Naturalness of natural language artifacts in software
Abstract
We present a study on the naturalness of the natural language artifacts in software. Naturalness is essentially repetitiveness or predictability. By natural language artifacts, we mean source code comments, revision history messages, bug reports and so on. We measure "naturalness" using a standard measure, cross-entropy or perplexity from the widely used N-Gram models. Previously, Hindle et al. demonstrated empirically that source code was comparatively more repetitive or regular (i.e., more natural) when compared with traditional English text. A question that logically follows from their work is the naturalness of other artifacts associated with software. We present our findings on source code comments, commit logs, bug reports, string messages and content present in the popular question and answer forum, StackOverflow. Each of the artifact that we examine is a natural language artifact that is associated with software. However, they do not exhibit the same amount of regularity (naturalness). Commit logs were the most regular, followed by string literal messages and source code comments. Content from StackOverflow (viz., title, question and answers) showed a behavior similar to traditional English text i.e., comparatively lesser regularity.
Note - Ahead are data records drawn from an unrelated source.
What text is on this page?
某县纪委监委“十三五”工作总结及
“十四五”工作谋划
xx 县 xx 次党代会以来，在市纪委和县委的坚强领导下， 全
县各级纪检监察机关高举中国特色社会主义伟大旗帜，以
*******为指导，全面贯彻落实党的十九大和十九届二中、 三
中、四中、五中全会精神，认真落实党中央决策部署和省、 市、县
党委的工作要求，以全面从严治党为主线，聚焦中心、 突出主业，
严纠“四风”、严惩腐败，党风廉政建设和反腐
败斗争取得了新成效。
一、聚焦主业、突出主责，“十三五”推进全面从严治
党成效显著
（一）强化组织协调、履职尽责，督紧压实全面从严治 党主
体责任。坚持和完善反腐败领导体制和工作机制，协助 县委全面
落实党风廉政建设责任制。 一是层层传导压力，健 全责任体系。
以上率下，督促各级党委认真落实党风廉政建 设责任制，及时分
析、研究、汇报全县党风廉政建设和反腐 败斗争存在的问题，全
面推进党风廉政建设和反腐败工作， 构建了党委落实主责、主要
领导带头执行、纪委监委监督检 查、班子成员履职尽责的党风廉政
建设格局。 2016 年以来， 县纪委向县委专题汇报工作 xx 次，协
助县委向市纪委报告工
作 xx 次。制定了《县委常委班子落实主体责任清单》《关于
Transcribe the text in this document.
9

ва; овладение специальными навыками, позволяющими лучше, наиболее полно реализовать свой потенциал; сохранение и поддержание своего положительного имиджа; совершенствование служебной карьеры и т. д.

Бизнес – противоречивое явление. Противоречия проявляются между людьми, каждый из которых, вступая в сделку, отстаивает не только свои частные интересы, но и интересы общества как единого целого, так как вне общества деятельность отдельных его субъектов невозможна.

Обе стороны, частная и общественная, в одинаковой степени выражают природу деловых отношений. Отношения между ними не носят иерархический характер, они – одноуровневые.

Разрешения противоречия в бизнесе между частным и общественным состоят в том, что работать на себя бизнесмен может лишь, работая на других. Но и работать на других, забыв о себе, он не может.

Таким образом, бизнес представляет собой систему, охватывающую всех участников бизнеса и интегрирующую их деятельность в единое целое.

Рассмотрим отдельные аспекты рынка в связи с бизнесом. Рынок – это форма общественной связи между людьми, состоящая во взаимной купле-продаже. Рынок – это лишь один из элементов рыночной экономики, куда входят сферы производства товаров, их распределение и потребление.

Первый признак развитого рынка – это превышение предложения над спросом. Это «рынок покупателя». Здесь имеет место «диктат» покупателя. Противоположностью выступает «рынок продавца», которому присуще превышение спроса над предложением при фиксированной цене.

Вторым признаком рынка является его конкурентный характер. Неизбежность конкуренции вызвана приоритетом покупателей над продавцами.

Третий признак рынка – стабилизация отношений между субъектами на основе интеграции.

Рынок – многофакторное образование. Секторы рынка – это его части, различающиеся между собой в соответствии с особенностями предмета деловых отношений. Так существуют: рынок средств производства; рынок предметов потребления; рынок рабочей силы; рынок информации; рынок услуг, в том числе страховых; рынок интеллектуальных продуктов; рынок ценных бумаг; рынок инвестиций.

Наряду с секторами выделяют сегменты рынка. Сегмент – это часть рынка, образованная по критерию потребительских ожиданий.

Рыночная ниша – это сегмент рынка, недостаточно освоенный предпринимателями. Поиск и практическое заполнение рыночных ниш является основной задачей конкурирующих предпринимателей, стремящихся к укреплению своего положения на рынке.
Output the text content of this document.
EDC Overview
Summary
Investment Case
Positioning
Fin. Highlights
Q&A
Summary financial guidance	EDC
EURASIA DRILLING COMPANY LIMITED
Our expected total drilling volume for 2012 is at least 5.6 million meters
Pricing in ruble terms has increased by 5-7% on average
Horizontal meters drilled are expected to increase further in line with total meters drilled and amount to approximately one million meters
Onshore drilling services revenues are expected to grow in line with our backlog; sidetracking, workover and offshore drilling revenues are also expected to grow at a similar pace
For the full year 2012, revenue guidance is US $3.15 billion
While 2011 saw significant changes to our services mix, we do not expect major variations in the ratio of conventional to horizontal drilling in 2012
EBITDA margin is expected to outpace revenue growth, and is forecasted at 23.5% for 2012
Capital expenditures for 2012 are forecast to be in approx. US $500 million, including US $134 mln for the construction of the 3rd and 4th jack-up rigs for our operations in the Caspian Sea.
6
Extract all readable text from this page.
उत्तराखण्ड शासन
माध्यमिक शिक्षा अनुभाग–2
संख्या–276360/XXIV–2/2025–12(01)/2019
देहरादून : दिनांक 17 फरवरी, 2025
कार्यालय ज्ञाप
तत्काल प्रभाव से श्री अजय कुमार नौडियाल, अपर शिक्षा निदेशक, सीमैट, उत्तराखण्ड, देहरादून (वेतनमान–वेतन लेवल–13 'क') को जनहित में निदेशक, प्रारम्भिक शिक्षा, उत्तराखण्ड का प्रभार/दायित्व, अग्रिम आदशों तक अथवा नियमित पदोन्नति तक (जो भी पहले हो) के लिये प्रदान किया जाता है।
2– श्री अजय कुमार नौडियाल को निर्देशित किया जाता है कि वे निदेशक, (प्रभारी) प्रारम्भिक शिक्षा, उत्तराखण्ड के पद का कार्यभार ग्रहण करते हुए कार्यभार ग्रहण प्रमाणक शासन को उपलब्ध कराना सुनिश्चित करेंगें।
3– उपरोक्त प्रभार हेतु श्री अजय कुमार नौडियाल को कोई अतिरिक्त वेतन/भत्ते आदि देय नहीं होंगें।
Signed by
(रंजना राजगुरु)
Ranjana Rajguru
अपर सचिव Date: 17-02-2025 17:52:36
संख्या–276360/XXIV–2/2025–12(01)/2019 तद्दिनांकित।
Bug reports from industrial projects exhibited more regularity than bug reports from open source projects, whose naturalness resembled that of typical English text. Our findings have implications for feasibility of building tools such as comment and bug report completion engines. We describe a next-word prediction tool that we built using the N-Gram language model. This tool achieved an accuracy ranging from 70 to 90% on commit messages in different projects. It also achieved an accuracy ranging from 56 to 78% on source comments. We also present a part of speech based analysis of words that are easy to predict and difficult to predict.